KZNSA - KwaZulu Natal Society of Arts
- Established: 1902
- Location: Durban South Africa
- Type: Art Center, Art Gallery, Art Museum
- Website: https://www.kznsagallery.co.za/

= KwaZulu Natal Society of Arts =

 KwaZulu Natal Society of Arts (KZNSA) is a nonprofit art gallery and art center in Durban, South Africa.

== History ==
KwaZulu Natal Society of Arts, one of the first art centers in Durban, was founded in 1902 in Glenwood, Durban, as a not-for-profit, public benefit organization with 18A status. Initially established as an opportunity for artists to show and discuss their works, it experienced major growth and transformations. The key components of the organizations are the gallery exhibitions and public education programs, seminars, and specialist conferences. Linked to an extensive network of national institutions, it promotes cultural exchange with a belief in inclusivity. Essentially a gallery for contemporary art it promotes national and international artists with an inclination towards artists of the province.

=== Exhibitions ===
The KZNSA Gallery has shown exhibitions by artists such as Thando Mama (2005), Markus Wörsdörfer, (2018), William Kentridge, Theaster Gates, Cameron Platter, Jeremy Wafer, Mbongeni Buthelezi, Tom Cullberg, Penny Siopis, Callan Grecia, Derrick Nxumalo, and young artist and fashion designer Gumede in 2023. The gallery takes part in Go Durban Durban's Connect03, a first Thursday event.

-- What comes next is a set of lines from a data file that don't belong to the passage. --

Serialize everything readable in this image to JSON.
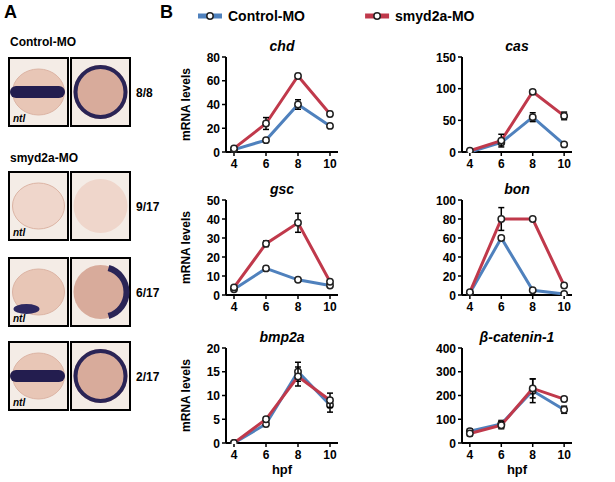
{
  "panel_letters": [
    "A",
    "B"
  ],
  "panel_a": {
    "groups": [
      {
        "label": "Control-MO",
        "rows": [
          {
            "probe": "ntl",
            "count": "8/8"
          }
        ]
      },
      {
        "label": "smyd2a-MO",
        "rows": [
          {
            "probe": "ntl",
            "count": "9/17"
          },
          {
            "probe": "ntl",
            "count": "6/17"
          },
          {
            "probe": "ntl",
            "count": "2/17"
          }
        ]
      }
    ]
  },
  "chart_data": [
    {
      "type": "line",
      "title": "chd",
      "y_label": "mRNA levels",
      "x": [
        4,
        6,
        8,
        10
      ],
      "xlim": [
        3.5,
        10.5
      ],
      "xticks": [
        4,
        6,
        8,
        10
      ],
      "ylim": [
        0,
        80
      ],
      "yticks": [
        0,
        20,
        40,
        60,
        80
      ],
      "grid": false,
      "legend": "top",
      "marker": "circle",
      "series": [
        {
          "name": "Control-MO",
          "color": "#4f81bd",
          "values": [
            2,
            10,
            40,
            22
          ],
          "error": [
            0.5,
            1,
            4,
            1
          ]
        },
        {
          "name": "smyd2a-MO",
          "color": "#c0394b",
          "values": [
            3,
            24,
            64,
            32
          ],
          "error": [
            0.5,
            5,
            2,
            2
          ]
        }
      ]
    },
    {
      "type": "line",
      "title": "cas",
      "x": [
        4,
        6,
        8,
        10
      ],
      "xlim": [
        3.5,
        10.5
      ],
      "xticks": [
        4,
        6,
        8,
        10
      ],
      "ylim": [
        0,
        150
      ],
      "yticks": [
        0,
        50,
        100,
        150
      ],
      "grid": false,
      "marker": "circle",
      "series": [
        {
          "color": "#4f81bd",
          "values": [
            0,
            15,
            55,
            12
          ],
          "error": [
            0.5,
            3,
            7,
            2
          ]
        },
        {
          "color": "#c0394b",
          "values": [
            2,
            18,
            95,
            57
          ],
          "error": [
            0.5,
            10,
            3,
            6
          ]
        }
      ]
    },
    {
      "type": "line",
      "title": "gsc",
      "y_label": "mRNA levels",
      "x": [
        4,
        6,
        8,
        10
      ],
      "xlim": [
        3.5,
        10.5
      ],
      "xticks": [
        4,
        6,
        8,
        10
      ],
      "ylim": [
        0,
        50
      ],
      "yticks": [
        0,
        10,
        20,
        30,
        40,
        50
      ],
      "grid": false,
      "marker": "circle",
      "series": [
        {
          "color": "#4f81bd",
          "values": [
            3,
            14,
            8,
            5
          ],
          "error": [
            0.5,
            1,
            0.5,
            0.5
          ]
        },
        {
          "color": "#c0394b",
          "values": [
            4,
            27,
            38,
            7
          ],
          "error": [
            0.5,
            1.5,
            5,
            1
          ]
        }
      ]
    },
    {
      "type": "line",
      "title": "bon",
      "x": [
        4,
        6,
        8,
        10
      ],
      "xlim": [
        3.5,
        10.5
      ],
      "xticks": [
        4,
        6,
        8,
        10
      ],
      "ylim": [
        0,
        100
      ],
      "yticks": [
        0,
        20,
        40,
        60,
        80,
        100
      ],
      "grid": false,
      "marker": "circle",
      "series": [
        {
          "color": "#4f81bd",
          "values": [
            2,
            60,
            5,
            1
          ],
          "error": [
            0.5,
            2,
            1,
            0.5
          ]
        },
        {
          "color": "#c0394b",
          "values": [
            3,
            80,
            80,
            10
          ],
          "error": [
            0.5,
            12,
            1,
            1
          ]
        }
      ]
    },
    {
      "type": "line",
      "title": "bmp2a",
      "y_label": "mRNA levels",
      "x_label": "hpf",
      "x": [
        4,
        6,
        8,
        10
      ],
      "xlim": [
        3.5,
        10.5
      ],
      "xticks": [
        4,
        6,
        8,
        10
      ],
      "ylim": [
        0,
        20
      ],
      "yticks": [
        0,
        5,
        10,
        15,
        20
      ],
      "grid": false,
      "marker": "circle",
      "series": [
        {
          "color": "#4f81bd",
          "values": [
            0,
            4,
            15,
            8
          ],
          "error": [
            0.2,
            0.5,
            2,
            1.5
          ]
        },
        {
          "color": "#c0394b",
          "values": [
            0,
            5,
            14,
            9
          ],
          "error": [
            0.2,
            0.5,
            2,
            1.5
          ]
        }
      ]
    },
    {
      "type": "line",
      "title": "β-catenin-1",
      "x_label": "hpf",
      "x": [
        4,
        6,
        8,
        10
      ],
      "xlim": [
        3.5,
        10.5
      ],
      "xticks": [
        4,
        6,
        8,
        10
      ],
      "ylim": [
        0,
        400
      ],
      "yticks": [
        0,
        100,
        200,
        300,
        400
      ],
      "grid": false,
      "marker": "circle",
      "series": [
        {
          "color": "#4f81bd",
          "values": [
            50,
            80,
            220,
            140
          ],
          "error": [
            10,
            15,
            50,
            15
          ]
        },
        {
          "color": "#c0394b",
          "values": [
            40,
            75,
            230,
            185
          ],
          "error": [
            10,
            15,
            40,
            10
          ]
        }
      ]
    }
  ]
}
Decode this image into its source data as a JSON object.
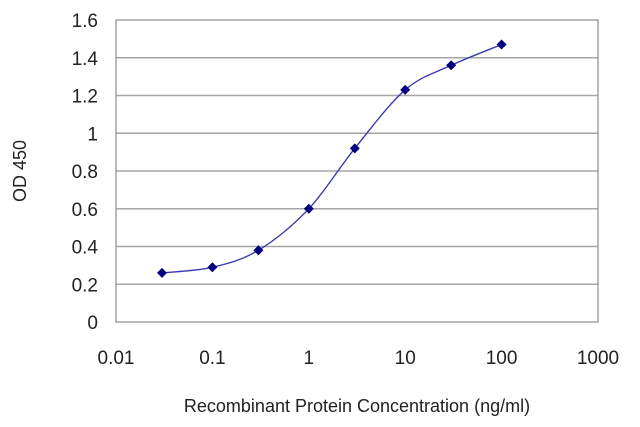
{
  "chart_data": {
    "type": "line",
    "title": "",
    "xlabel": "Recombinant Protein Concentration (ng/ml)",
    "ylabel": "OD 450",
    "x_scale": "log",
    "xlim": [
      0.01,
      1000
    ],
    "ylim": [
      0,
      1.6
    ],
    "x_ticks": [
      "0.01",
      "0.1",
      "1",
      "10",
      "100",
      "1000"
    ],
    "y_ticks": [
      "0",
      "0.2",
      "0.4",
      "0.6",
      "0.8",
      "1",
      "1.2",
      "1.4",
      "1.6"
    ],
    "grid": "horizontal",
    "legend": "none",
    "series": [
      {
        "x": [
          0.03,
          0.1,
          0.3,
          1,
          3,
          10,
          30,
          100
        ],
        "y": [
          0.26,
          0.29,
          0.38,
          0.6,
          0.92,
          1.23,
          1.36,
          1.47
        ],
        "color": "#00007f"
      }
    ],
    "colors": {
      "plot_border": "#8c8c8c",
      "grid": "#a6a6a6",
      "line": "#3a3ab0",
      "marker": "#00007f"
    }
  }
}
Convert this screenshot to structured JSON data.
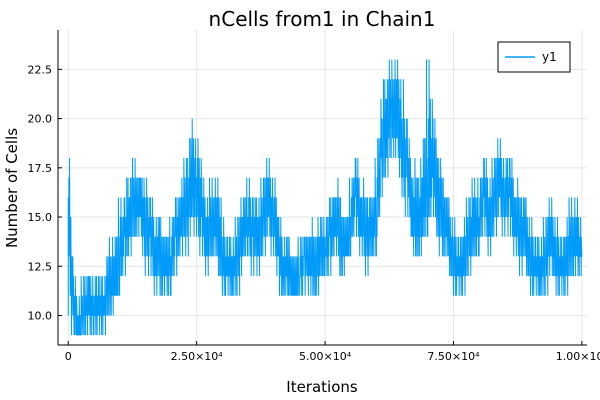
{
  "chart_data": {
    "type": "line",
    "title": "nCells from1 in Chain1",
    "xlabel": "Iterations",
    "ylabel": "Number of Cells",
    "xlim": [
      -2000,
      101000
    ],
    "ylim": [
      8.5,
      24.5
    ],
    "grid": true,
    "legend_position": "top-right",
    "x_ticks": [
      0,
      25000,
      50000,
      75000,
      100000
    ],
    "x_tick_labels": [
      "0",
      "2.50×10⁴",
      "5.00×10⁴",
      "7.50×10⁴",
      "1.00×10⁵"
    ],
    "y_ticks": [
      10.0,
      12.5,
      15.0,
      17.5,
      20.0,
      22.5
    ],
    "y_tick_labels": [
      "10.0",
      "12.5",
      "15.0",
      "17.5",
      "20.0",
      "22.5"
    ],
    "series": [
      {
        "name": "y1",
        "color": "#009af9",
        "x": [
          0,
          1000,
          2000,
          3000,
          4000,
          5000,
          6000,
          7000,
          8000,
          9000,
          10000,
          11000,
          12000,
          13000,
          14000,
          15000,
          16000,
          17000,
          18000,
          19000,
          20000,
          21000,
          22000,
          23000,
          24000,
          25000,
          26000,
          27000,
          28000,
          29000,
          30000,
          31000,
          32000,
          33000,
          34000,
          35000,
          36000,
          37000,
          38000,
          39000,
          40000,
          41000,
          42000,
          43000,
          44000,
          45000,
          46000,
          47000,
          48000,
          49000,
          50000,
          51000,
          52000,
          53000,
          54000,
          55000,
          56000,
          57000,
          58000,
          59000,
          60000,
          61000,
          62000,
          63000,
          64000,
          65000,
          66000,
          67000,
          68000,
          69000,
          70000,
          71000,
          72000,
          73000,
          74000,
          75000,
          76000,
          77000,
          78000,
          79000,
          80000,
          81000,
          82000,
          83000,
          84000,
          85000,
          86000,
          87000,
          88000,
          89000,
          90000,
          91000,
          92000,
          93000,
          94000,
          95000,
          96000,
          97000,
          98000,
          99000,
          100000
        ],
        "y": [
          16,
          10,
          9,
          10,
          11,
          10,
          10,
          11,
          12,
          11,
          13,
          14,
          15,
          16,
          16,
          15,
          14,
          13,
          13,
          12,
          13,
          14,
          15,
          15,
          16,
          17,
          15,
          14,
          15,
          14,
          13,
          12,
          12,
          13,
          14,
          15,
          14,
          14,
          15,
          16,
          15,
          13,
          12,
          12,
          11,
          12,
          13,
          13,
          12,
          13,
          13,
          14,
          15,
          14,
          13,
          15,
          16,
          15,
          14,
          14,
          15,
          18,
          20,
          21,
          20,
          19,
          18,
          15,
          14,
          15,
          16,
          17,
          16,
          15,
          14,
          13,
          12,
          13,
          14,
          14,
          15,
          16,
          15,
          16,
          17,
          16,
          16,
          15,
          14,
          14,
          13,
          12,
          12,
          13,
          14,
          13,
          12,
          13,
          14,
          13,
          13
        ],
        "min": [
          10,
          9,
          9,
          9,
          9,
          9,
          9,
          9,
          10,
          10,
          11,
          12,
          13,
          14,
          13,
          12,
          12,
          11,
          11,
          11,
          11,
          12,
          13,
          13,
          14,
          14,
          13,
          12,
          13,
          12,
          11,
          11,
          11,
          11,
          12,
          13,
          12,
          12,
          13,
          13,
          13,
          11,
          11,
          11,
          11,
          11,
          11,
          11,
          11,
          11,
          12,
          12,
          13,
          12,
          12,
          13,
          14,
          13,
          12,
          12,
          13,
          16,
          17,
          18,
          17,
          16,
          15,
          13,
          13,
          13,
          14,
          15,
          13,
          13,
          12,
          11,
          11,
          11,
          12,
          12,
          13,
          14,
          13,
          14,
          14,
          14,
          14,
          13,
          12,
          12,
          11,
          11,
          11,
          11,
          12,
          11,
          11,
          11,
          12,
          12,
          12
        ],
        "max": [
          20,
          12,
          11,
          12,
          12,
          12,
          12,
          12,
          14,
          14,
          16,
          16,
          18,
          18,
          17,
          17,
          16,
          15,
          15,
          14,
          15,
          16,
          17,
          18,
          20,
          19,
          18,
          16,
          17,
          17,
          15,
          14,
          14,
          15,
          16,
          17,
          16,
          16,
          17,
          18,
          17,
          15,
          14,
          14,
          13,
          14,
          14,
          15,
          14,
          15,
          15,
          16,
          17,
          16,
          15,
          17,
          18,
          17,
          16,
          16,
          18,
          21,
          23,
          23,
          23,
          22,
          20,
          18,
          17,
          18,
          24,
          21,
          19,
          17,
          16,
          15,
          14,
          15,
          16,
          17,
          17,
          18,
          17,
          18,
          19,
          18,
          18,
          17,
          16,
          16,
          15,
          14,
          14,
          15,
          16,
          15,
          14,
          15,
          16,
          16,
          15
        ]
      }
    ]
  }
}
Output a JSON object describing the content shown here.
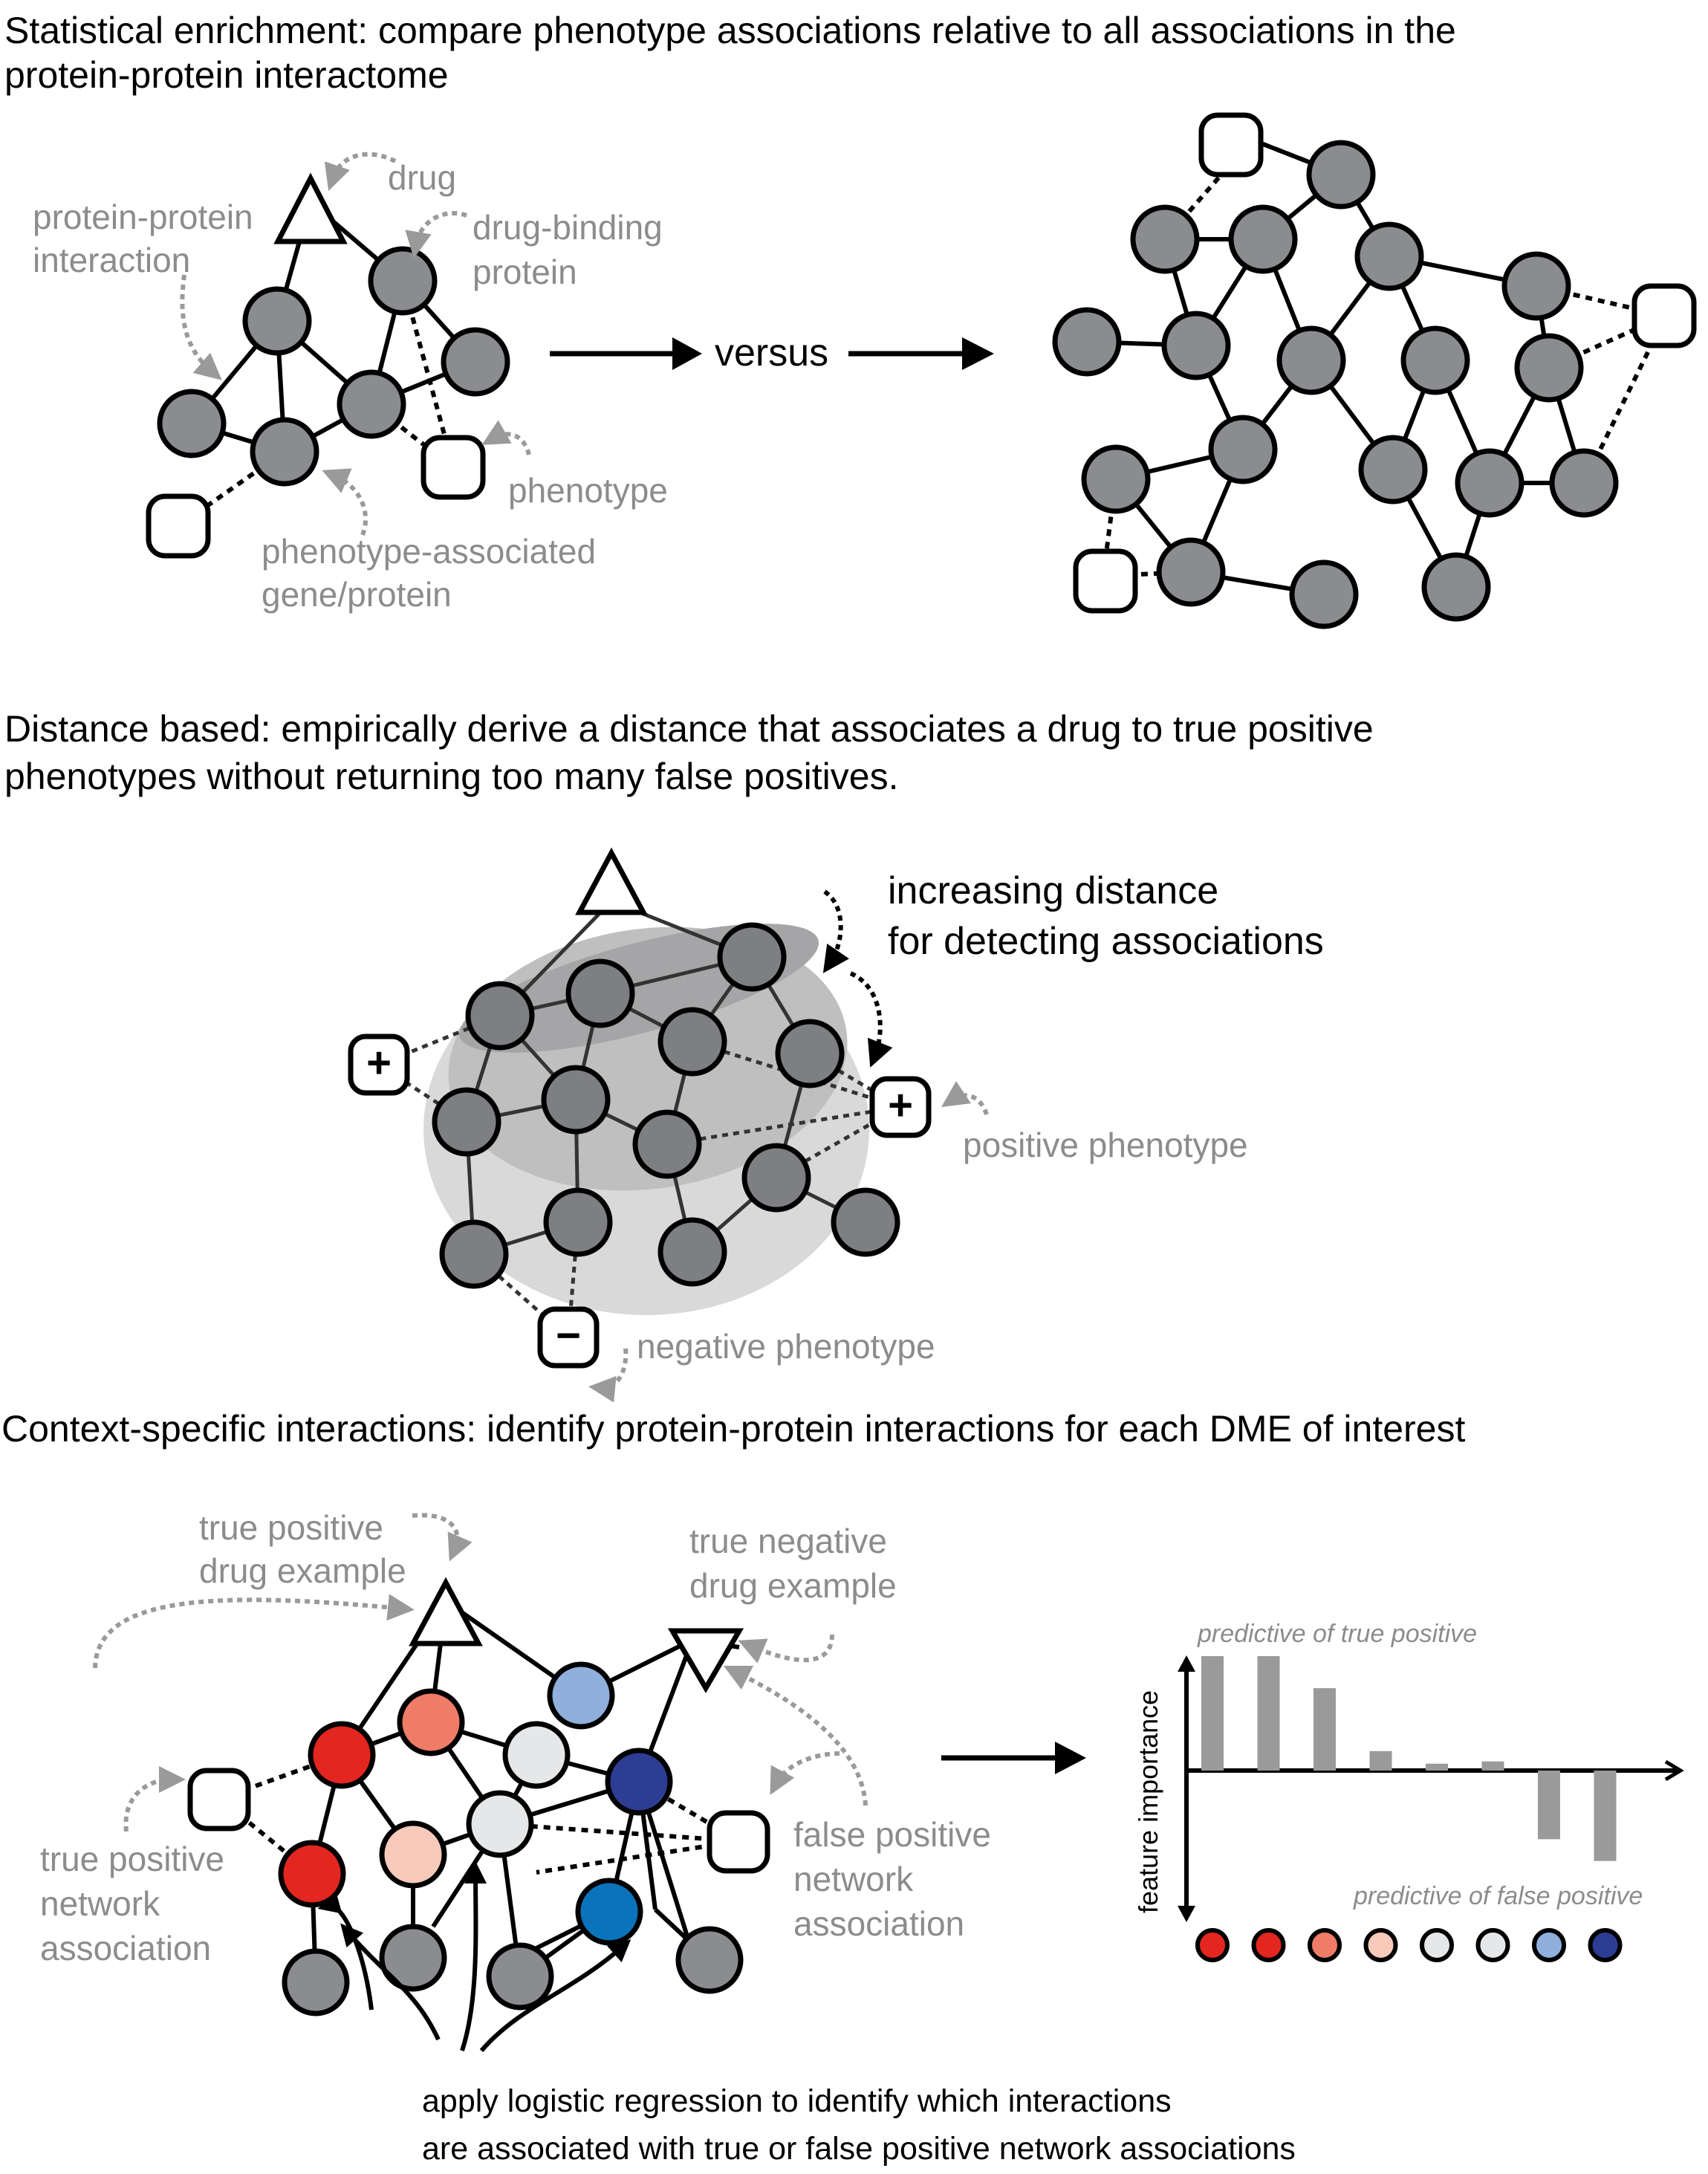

In 2024 they hosted the exhibition "Reflections of Apollo" by the Apollo Queer Art Collective with works by Franco Zucchella, Quinton Lehnert, Daniel Garbade, Peter Garrard, Michael Biello, José Gomez and Raúl Moya-Mula, and the exhibition of the Rust-en-Vrede Gallery Portraits Award 2024 with more than 40 works.

=== Film festival ===
They host several film festivals, like the Diff Short Films ( 2018) and the second International Film Festival, showcasing 30 student films in 2023.

=== Music ===
The center offers diverse music performances with live concerts by Raheem Kemet, Lungelo Manzi, Zoe The Seed, Madala Kunene, Kerolin Govender Zawadi Yamungu or Guy Buttery in 2019.

== Building ==
Constructed on a trapezoidal site located between two roads and an Edwardian villa, the building is the result of a public competition. Constructed in 1996 by the architects Cindy Walters and Michál Cohen on an area of 1000m2, it is set back from the main villa and looks at an intermediate garden with under-the-sky seating amidst indigenous acacia trees. A staircase links the two roads, allowing access from both to the mezzanine level. The compound includes a shop for handmade merchandise and art from other African countries.